Zum Vergleich: Für 2019 schätzen sie den Bargeld-Anteil auf 47 Prozent. 2017 lag er laut Bundesbank noch bei 52 Prozent. Berücksichtigt wurden Käufe in Geschäften sowie im Online-Handel, die dort mit Karte oder etwa PayPal bezahlt wurden.
Hälfte aller Kartenzahlungen ohne Kontakt
Kurzfristig erwarten die Berater von Oliver Wyman für 2021 einen Rückgang der Barzahlungen nach Umsatz um 15 Prozent. Überall in Deutschland berichten Händler von steigenden Zahlungen mit Karte. Wirklich kontaktloses Zahlen funktioniert aber nur ohne Eingabe der Geheimzahl auf dem Kartenlesegerät. Etwa die Hälfte aller Kartenzahlungen laufen nach Angaben der DK momentan auf diese Weise - im Dezember waren es noch 36 Prozent.
Kunden und Händler brauchen dafür einen NFC-fähiges Gerät, das nah an das Terminal gehalten werden muss. Die meisten neueren Karten, Smartphones und sogar Smartwatches haben einen passenden Chip eingebaut. Dieser kann Daten auf kurze Strecken mittels elektromagnetischer Induktion übertragen. Beim Bezahlen mit dem eigenen Smartphone schaltet der Kunde die Bezahlung mit der gewohnten Entsperrfunktion - zum Beispiel dem Fingerabdruck - frei.

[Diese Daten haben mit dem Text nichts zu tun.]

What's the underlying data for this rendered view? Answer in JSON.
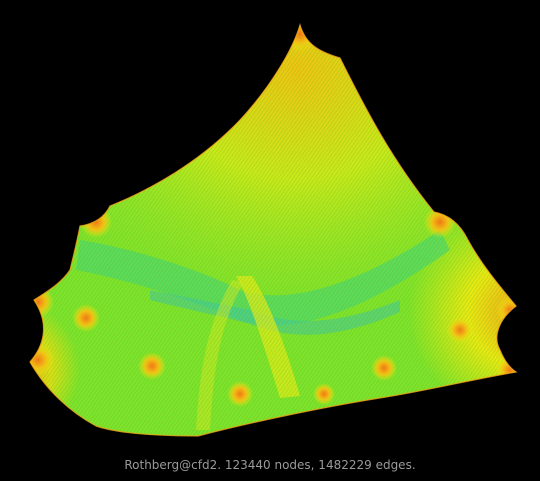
{
  "caption": "Rothberg@cfd2. 123440 nodes, 1482229 edges.",
  "colors": {
    "background": "#000000",
    "mesh_light": "#a6f03a",
    "mesh_green": "#5fe22a",
    "mesh_yellow": "#e8ea12",
    "mesh_orange": "#f39a18",
    "mesh_cyan": "#3ed68a",
    "caption": "#9a9a9a"
  }
}
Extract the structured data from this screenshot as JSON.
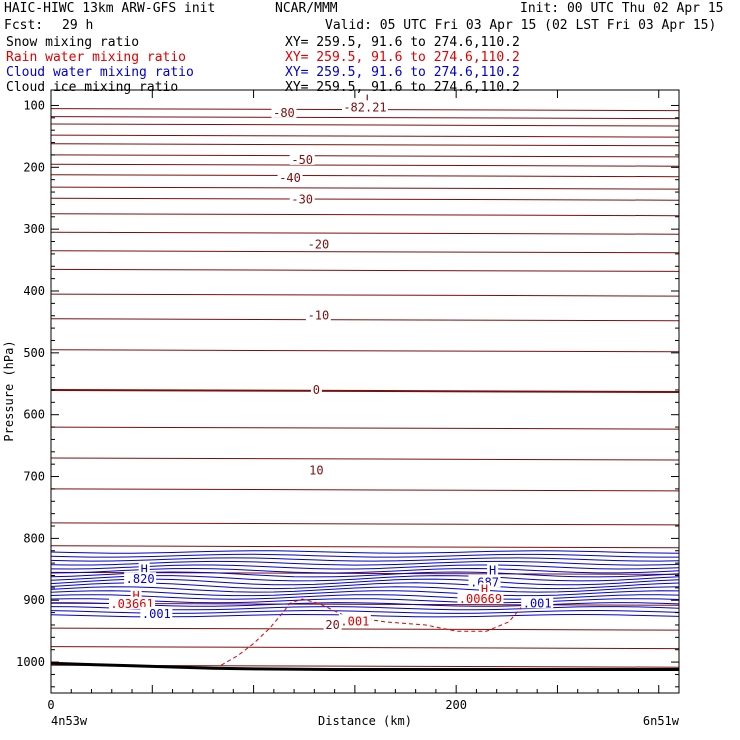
{
  "header": {
    "model": "HAIC-HIWC 13km ARW-GFS init",
    "center": "NCAR/MMM",
    "init": "Init: 00 UTC Thu 02 Apr 15",
    "fcst_label": "Fcst:",
    "fcst_value": "29 h",
    "valid": "Valid: 05 UTC Fri 03 Apr 15 (02 LST Fri 03 Apr 15)"
  },
  "fields": [
    {
      "name": "Snow mixing ratio",
      "xy": "XY= 259.5, 91.6 to 274.6,110.2",
      "color": "#000000"
    },
    {
      "name": "Rain water mixing ratio",
      "xy": "XY= 259.5, 91.6 to 274.6,110.2",
      "color": "#e00000"
    },
    {
      "name": "Cloud water mixing ratio",
      "xy": "XY= 259.5, 91.6 to 274.6,110.2",
      "color": "#0000d0"
    },
    {
      "name": "Cloud ice mixing ratio",
      "xy": "XY= 259.5, 91.6 to 274.6,110.2",
      "color": "#000000"
    }
  ],
  "chart_data": {
    "type": "line",
    "xlabel": "Distance (km)",
    "ylabel": "Pressure (hPa)",
    "xlim": [
      0,
      310
    ],
    "ylim": [
      1050,
      75
    ],
    "x_ticks": [
      0,
      200
    ],
    "x_end_labels": [
      "4n53w",
      "6n51w"
    ],
    "y_ticks": [
      100,
      200,
      300,
      400,
      500,
      600,
      700,
      800,
      900,
      1000
    ],
    "colors": {
      "temperature": "#7a0f0f",
      "rain": "#e00000",
      "cloud": "#0000d0",
      "ground": "#000000"
    },
    "isotherm_pressures": [
      105,
      118,
      130,
      148,
      162,
      180,
      195,
      212,
      232,
      250,
      275,
      305,
      335,
      365,
      405,
      445,
      495,
      560,
      620,
      670,
      720,
      775,
      812,
      855,
      905,
      945,
      975,
      1005
    ],
    "isotherm_labels": [
      {
        "text": "-80",
        "x": 115,
        "p": 112
      },
      {
        "text": "-50",
        "x": 124,
        "p": 188
      },
      {
        "text": "-40",
        "x": 118,
        "p": 217
      },
      {
        "text": "-30",
        "x": 124,
        "p": 252
      },
      {
        "text": "-20",
        "x": 132,
        "p": 325
      },
      {
        "text": "-10",
        "x": 132,
        "p": 440
      },
      {
        "text": "0",
        "x": 131,
        "p": 560
      },
      {
        "text": "10",
        "x": 131,
        "p": 690
      },
      {
        "text": "20",
        "x": 139,
        "p": 940
      }
    ],
    "extrema_labels": [
      {
        "text": "L",
        "x": 157,
        "p": 90,
        "series": "temperature"
      },
      {
        "text": "-82.21",
        "x": 155,
        "p": 103,
        "series": "temperature"
      },
      {
        "text": "H",
        "x": 46,
        "p": 850,
        "series": "cloud"
      },
      {
        "text": ".820",
        "x": 44,
        "p": 866,
        "series": "cloud"
      },
      {
        "text": "H",
        "x": 42,
        "p": 893,
        "series": "rain"
      },
      {
        "text": ".03661",
        "x": 40,
        "p": 906,
        "series": "rain"
      },
      {
        "text": ".001",
        "x": 52,
        "p": 922,
        "series": "cloud"
      },
      {
        "text": "H",
        "x": 218,
        "p": 852,
        "series": "cloud"
      },
      {
        "text": ".687",
        "x": 214,
        "p": 871,
        "series": "cloud"
      },
      {
        "text": "H",
        "x": 214,
        "p": 883,
        "series": "rain"
      },
      {
        "text": ".00669",
        "x": 212,
        "p": 898,
        "series": "rain"
      },
      {
        "text": ".001",
        "x": 240,
        "p": 905,
        "series": "cloud"
      },
      {
        "text": ".001",
        "x": 150,
        "p": 934,
        "series": "rain"
      }
    ],
    "rain_contour": {
      "x": [
        84,
        92,
        100,
        108,
        114,
        118,
        124,
        132,
        145,
        165,
        185,
        200,
        215,
        226,
        232,
        236
      ],
      "p": [
        1005,
        990,
        970,
        945,
        922,
        905,
        898,
        905,
        925,
        935,
        940,
        950,
        950,
        935,
        912,
        895
      ]
    },
    "cloud_layer": {
      "p_top": 822,
      "p_bottom": 925,
      "x_start": 0,
      "x_end": 310
    },
    "ground": {
      "x": [
        0,
        20,
        40,
        60,
        80,
        100,
        140,
        180,
        220,
        260,
        310
      ],
      "p": [
        1002,
        1004,
        1006,
        1008,
        1010,
        1011,
        1012,
        1012,
        1012,
        1012,
        1012
      ]
    }
  }
}
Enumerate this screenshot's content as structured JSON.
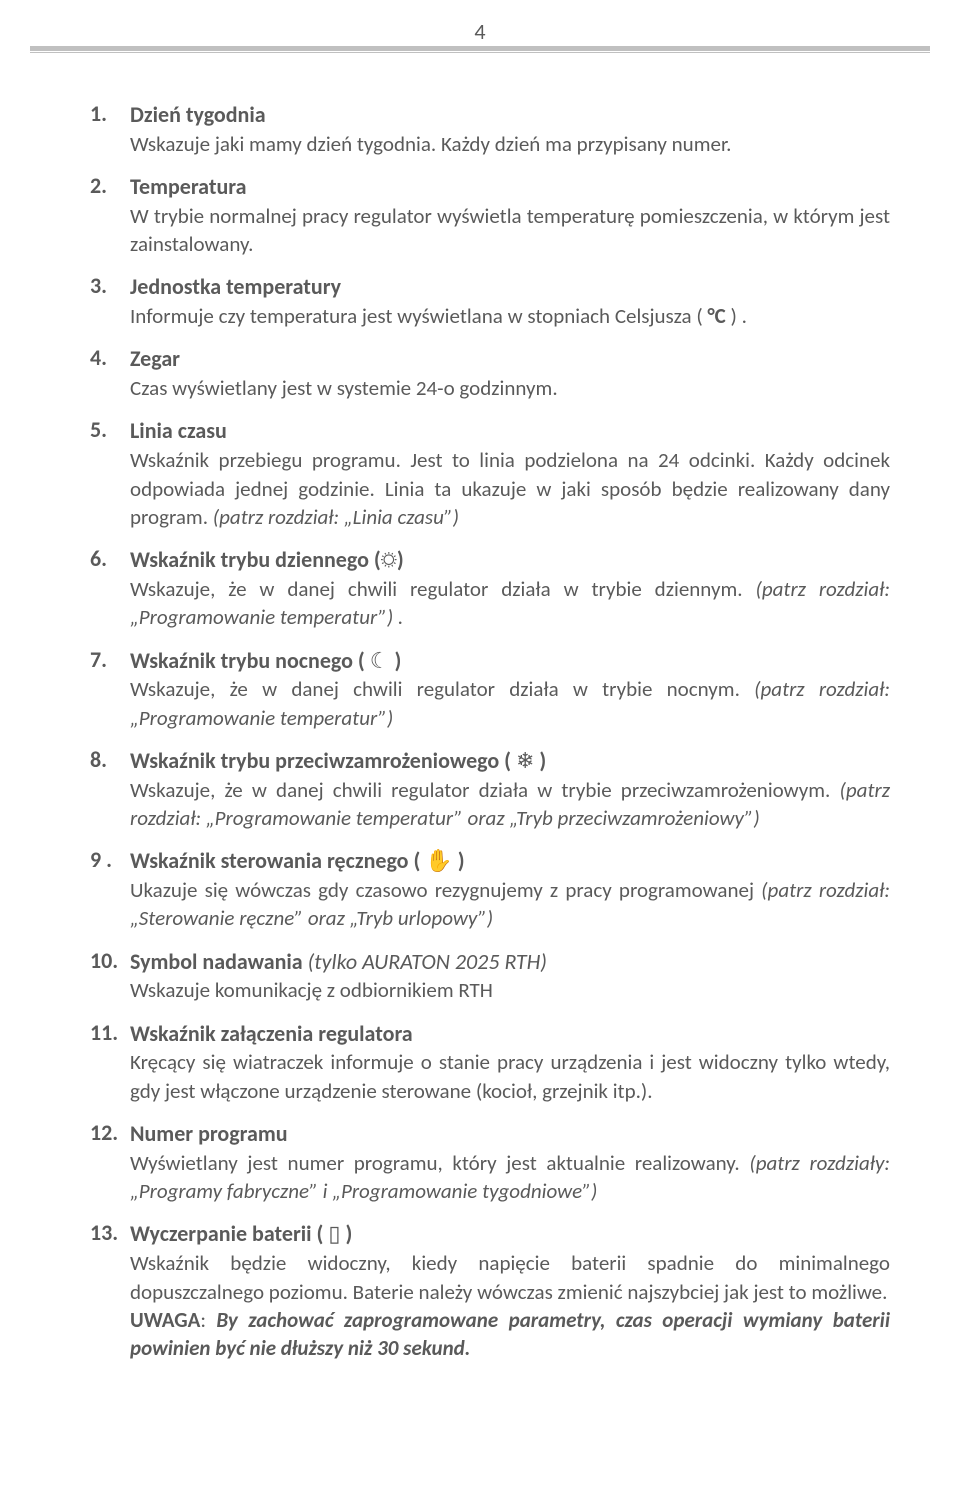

Allerdings benötigen sie dafür eine App. Die bekanntesten sind Apple Pay für Apple-Fans und Google Pay für Android-Nutzer. Dort muss eine Debit- oder Kreditkarte einer Bank hinterlegt werden. Neuerdings sind auch die Volks- und Raiffeisenbanken Kooperationspartner. Bei Google Pay ist die Verknüpfung mit dem Finanzdienstleister PayPal möglich. Nutzerzahlen geben die Technologieriesen Apple und Google nicht bekannt - sie dürften aber in den vergangenen Wochen stark gestiegen sein. Auch einige Banken haben eigene Apps.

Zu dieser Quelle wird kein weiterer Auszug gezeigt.